Situation
I try to scrape the nested unordered list of 3 "Market drivers" from this HTML:
<li>Drivers, Challenges, and Trends
<ul>
<li>Market drivers
<ul>
<li>Improvement in girth gear manufacturing technologies</li>
<li>Expansion and installation of new cement plants</li>
<li>Augmented demand from APAC</li>
</ul>
</li>
<li>Market challenges
<ul>
<li>Increased demand for refurbished girth gear segments</li>
Issue #1:
The list "Market drivers" I'm looking for doesn't have any attributes, like class
name
or id
, so just need to go by the text
/ string
within it.

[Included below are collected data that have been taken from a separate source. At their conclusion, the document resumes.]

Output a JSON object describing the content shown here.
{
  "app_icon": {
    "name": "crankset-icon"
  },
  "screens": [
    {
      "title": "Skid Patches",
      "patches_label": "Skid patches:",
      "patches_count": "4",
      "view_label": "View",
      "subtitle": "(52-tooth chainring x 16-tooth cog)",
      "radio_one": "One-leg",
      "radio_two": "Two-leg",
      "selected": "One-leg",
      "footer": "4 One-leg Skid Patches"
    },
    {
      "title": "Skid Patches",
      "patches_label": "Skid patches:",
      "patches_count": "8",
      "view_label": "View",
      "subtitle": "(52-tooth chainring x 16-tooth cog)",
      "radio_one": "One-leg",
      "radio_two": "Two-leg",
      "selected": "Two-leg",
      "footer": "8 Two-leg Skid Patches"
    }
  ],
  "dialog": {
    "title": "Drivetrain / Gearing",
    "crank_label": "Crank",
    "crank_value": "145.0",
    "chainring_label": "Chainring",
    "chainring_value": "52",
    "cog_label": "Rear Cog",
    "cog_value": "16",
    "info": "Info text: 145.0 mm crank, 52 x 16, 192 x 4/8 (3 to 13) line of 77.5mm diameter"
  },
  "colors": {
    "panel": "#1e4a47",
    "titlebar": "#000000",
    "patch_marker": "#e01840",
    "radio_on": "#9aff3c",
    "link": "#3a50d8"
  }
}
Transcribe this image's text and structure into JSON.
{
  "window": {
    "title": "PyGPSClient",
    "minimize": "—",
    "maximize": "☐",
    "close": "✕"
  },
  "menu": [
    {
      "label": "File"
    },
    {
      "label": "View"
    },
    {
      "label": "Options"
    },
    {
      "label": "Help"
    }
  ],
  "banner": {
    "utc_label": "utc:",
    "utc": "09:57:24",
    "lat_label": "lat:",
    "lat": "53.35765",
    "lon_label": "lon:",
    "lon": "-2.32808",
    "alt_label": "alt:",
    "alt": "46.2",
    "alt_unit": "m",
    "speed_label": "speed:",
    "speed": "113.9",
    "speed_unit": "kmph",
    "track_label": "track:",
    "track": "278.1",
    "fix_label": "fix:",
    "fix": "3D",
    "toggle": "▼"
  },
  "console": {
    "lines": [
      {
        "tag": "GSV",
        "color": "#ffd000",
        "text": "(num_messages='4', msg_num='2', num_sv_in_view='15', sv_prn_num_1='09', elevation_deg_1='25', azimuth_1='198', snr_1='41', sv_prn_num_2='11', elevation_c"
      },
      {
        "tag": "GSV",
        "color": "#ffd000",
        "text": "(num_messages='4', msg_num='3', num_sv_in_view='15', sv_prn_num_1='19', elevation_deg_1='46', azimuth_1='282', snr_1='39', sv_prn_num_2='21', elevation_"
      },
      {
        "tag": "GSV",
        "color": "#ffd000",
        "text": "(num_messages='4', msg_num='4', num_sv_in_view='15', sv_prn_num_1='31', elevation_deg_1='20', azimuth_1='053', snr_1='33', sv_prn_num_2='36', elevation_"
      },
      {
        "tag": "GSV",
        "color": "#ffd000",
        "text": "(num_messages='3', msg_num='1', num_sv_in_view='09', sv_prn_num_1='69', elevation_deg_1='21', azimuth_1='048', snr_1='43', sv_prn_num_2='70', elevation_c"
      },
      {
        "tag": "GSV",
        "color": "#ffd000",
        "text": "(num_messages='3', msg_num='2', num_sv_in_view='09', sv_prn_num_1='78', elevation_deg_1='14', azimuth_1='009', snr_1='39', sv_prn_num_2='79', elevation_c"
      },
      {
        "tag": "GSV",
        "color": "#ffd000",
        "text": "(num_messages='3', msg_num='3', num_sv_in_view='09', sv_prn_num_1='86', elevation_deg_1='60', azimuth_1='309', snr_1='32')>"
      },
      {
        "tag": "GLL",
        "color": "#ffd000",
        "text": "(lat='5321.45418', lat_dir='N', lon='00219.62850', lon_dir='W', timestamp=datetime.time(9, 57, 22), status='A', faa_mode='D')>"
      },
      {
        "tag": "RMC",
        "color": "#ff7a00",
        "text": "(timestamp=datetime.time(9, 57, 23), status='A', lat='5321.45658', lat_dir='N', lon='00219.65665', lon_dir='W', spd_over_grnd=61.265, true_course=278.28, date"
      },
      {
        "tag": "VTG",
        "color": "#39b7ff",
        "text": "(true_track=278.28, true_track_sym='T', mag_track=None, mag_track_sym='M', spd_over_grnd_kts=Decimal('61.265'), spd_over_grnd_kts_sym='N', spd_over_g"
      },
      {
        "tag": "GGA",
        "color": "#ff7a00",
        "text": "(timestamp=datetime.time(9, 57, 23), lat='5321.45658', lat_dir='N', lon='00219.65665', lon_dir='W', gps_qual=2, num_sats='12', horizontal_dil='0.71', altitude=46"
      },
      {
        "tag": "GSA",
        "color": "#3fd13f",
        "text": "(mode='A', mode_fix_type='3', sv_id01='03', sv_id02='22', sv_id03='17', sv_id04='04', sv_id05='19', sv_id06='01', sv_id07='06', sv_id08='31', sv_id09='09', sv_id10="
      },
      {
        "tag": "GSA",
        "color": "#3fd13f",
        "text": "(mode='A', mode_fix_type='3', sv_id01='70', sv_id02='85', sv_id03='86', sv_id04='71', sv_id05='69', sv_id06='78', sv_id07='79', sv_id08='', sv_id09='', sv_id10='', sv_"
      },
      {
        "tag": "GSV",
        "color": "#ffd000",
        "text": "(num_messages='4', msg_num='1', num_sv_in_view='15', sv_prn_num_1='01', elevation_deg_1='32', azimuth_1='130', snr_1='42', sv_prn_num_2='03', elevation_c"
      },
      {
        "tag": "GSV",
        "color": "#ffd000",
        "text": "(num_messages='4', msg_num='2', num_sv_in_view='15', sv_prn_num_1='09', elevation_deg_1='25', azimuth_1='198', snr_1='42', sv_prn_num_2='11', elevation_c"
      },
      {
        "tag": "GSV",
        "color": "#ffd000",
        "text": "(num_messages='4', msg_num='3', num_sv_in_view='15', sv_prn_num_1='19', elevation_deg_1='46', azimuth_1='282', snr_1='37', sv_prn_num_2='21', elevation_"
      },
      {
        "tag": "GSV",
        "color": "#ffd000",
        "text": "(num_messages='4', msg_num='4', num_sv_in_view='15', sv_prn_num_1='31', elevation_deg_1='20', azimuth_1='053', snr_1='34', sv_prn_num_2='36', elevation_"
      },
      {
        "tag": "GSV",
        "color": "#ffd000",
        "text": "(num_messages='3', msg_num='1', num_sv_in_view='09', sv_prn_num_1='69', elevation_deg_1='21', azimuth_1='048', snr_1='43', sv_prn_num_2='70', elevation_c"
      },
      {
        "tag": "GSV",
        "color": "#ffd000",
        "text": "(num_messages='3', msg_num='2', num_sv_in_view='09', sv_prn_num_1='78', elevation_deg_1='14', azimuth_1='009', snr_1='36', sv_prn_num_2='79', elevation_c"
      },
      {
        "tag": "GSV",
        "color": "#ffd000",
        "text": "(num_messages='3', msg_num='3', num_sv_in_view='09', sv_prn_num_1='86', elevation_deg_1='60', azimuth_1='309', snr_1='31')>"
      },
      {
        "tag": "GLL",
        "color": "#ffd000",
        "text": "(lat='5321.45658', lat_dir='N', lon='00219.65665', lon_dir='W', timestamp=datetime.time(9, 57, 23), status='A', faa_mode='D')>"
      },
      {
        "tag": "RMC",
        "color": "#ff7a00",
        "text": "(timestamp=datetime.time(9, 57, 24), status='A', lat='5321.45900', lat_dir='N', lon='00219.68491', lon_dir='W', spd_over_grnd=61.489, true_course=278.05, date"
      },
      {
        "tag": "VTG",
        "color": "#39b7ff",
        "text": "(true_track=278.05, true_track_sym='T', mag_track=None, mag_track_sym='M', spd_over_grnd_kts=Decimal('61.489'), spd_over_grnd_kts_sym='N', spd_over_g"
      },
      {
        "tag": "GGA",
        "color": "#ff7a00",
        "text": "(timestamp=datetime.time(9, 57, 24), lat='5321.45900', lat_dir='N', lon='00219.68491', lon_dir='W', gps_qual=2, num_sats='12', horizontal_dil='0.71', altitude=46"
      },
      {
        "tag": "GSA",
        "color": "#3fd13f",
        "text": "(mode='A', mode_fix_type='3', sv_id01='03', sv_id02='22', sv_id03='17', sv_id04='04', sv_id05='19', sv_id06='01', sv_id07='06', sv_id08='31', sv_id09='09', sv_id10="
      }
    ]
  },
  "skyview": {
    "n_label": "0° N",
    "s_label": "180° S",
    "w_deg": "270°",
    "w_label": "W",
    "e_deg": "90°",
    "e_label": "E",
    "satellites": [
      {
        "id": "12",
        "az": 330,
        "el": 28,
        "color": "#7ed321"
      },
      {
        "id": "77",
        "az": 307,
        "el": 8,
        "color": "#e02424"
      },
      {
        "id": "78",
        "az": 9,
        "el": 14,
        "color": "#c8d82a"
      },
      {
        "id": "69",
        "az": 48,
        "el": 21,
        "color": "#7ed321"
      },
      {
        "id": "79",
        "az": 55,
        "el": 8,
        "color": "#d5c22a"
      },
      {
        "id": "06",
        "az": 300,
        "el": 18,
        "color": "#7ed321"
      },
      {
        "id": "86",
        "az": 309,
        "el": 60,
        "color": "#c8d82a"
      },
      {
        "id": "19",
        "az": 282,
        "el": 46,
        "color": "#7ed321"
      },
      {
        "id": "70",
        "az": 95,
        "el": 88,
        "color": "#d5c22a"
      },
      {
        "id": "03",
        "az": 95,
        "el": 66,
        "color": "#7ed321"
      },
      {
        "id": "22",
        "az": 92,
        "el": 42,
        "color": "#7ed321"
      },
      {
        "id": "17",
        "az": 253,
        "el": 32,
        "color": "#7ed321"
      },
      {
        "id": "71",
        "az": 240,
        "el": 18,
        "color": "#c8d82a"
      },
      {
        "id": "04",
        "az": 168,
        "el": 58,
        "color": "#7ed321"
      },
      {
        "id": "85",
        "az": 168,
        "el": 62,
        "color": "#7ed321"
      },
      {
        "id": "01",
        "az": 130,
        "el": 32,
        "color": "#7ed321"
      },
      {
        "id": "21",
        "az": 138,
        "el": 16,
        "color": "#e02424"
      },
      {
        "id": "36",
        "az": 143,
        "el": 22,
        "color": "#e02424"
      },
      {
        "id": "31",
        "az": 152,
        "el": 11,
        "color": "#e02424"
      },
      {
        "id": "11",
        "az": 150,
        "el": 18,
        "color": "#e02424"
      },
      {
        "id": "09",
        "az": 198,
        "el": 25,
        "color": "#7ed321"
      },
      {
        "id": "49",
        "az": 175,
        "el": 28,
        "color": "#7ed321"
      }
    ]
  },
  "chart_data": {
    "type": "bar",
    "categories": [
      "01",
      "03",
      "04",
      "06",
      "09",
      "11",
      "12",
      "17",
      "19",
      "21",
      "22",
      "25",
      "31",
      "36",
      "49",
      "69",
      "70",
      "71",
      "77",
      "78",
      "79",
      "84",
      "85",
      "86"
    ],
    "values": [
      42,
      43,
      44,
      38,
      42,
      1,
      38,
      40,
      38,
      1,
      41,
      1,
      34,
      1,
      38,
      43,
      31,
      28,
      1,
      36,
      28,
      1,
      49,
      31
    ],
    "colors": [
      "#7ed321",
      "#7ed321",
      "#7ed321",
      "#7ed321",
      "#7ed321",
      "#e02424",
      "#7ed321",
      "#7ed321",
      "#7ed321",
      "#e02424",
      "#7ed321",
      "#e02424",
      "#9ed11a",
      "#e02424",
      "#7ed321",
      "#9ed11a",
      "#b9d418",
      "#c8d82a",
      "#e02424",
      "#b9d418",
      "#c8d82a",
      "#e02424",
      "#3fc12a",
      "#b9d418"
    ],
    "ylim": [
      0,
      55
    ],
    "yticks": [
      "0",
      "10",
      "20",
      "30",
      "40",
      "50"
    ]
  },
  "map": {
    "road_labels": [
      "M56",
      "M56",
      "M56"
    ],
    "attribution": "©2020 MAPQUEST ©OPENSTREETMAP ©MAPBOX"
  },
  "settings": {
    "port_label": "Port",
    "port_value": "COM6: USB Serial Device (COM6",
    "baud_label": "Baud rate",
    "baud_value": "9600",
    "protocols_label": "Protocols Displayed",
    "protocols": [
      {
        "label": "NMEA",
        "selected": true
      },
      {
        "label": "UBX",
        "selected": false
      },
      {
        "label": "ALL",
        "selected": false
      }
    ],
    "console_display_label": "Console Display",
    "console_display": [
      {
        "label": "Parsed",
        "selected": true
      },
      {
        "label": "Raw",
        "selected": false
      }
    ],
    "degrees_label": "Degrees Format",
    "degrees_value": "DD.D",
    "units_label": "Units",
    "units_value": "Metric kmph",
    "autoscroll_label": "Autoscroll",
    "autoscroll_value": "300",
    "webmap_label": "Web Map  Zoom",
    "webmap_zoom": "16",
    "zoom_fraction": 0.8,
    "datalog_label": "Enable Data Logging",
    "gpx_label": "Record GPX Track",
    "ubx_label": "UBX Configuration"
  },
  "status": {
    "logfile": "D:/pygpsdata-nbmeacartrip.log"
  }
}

All tutorials show how to find using classes, id's, etc.
Issue #2:
The children
, i.e. the 3 list items, happen to be 3 in this page, but in other similar pages there may be 0, 4 or 7 or another number of them. So I'm looking to get all the children irrespective of how many there are (or none). I've found something on getting children using recursive=False
and also some other instruction saying not to use findChildren
after BS2
.
Issue #3:
I tried using find_all_next
, but tutorials don't tell me how to find next up to a defined point - it's always about getting ALL next. Whereas I could potentially use find_all_next
if it had some stop at or until you find property.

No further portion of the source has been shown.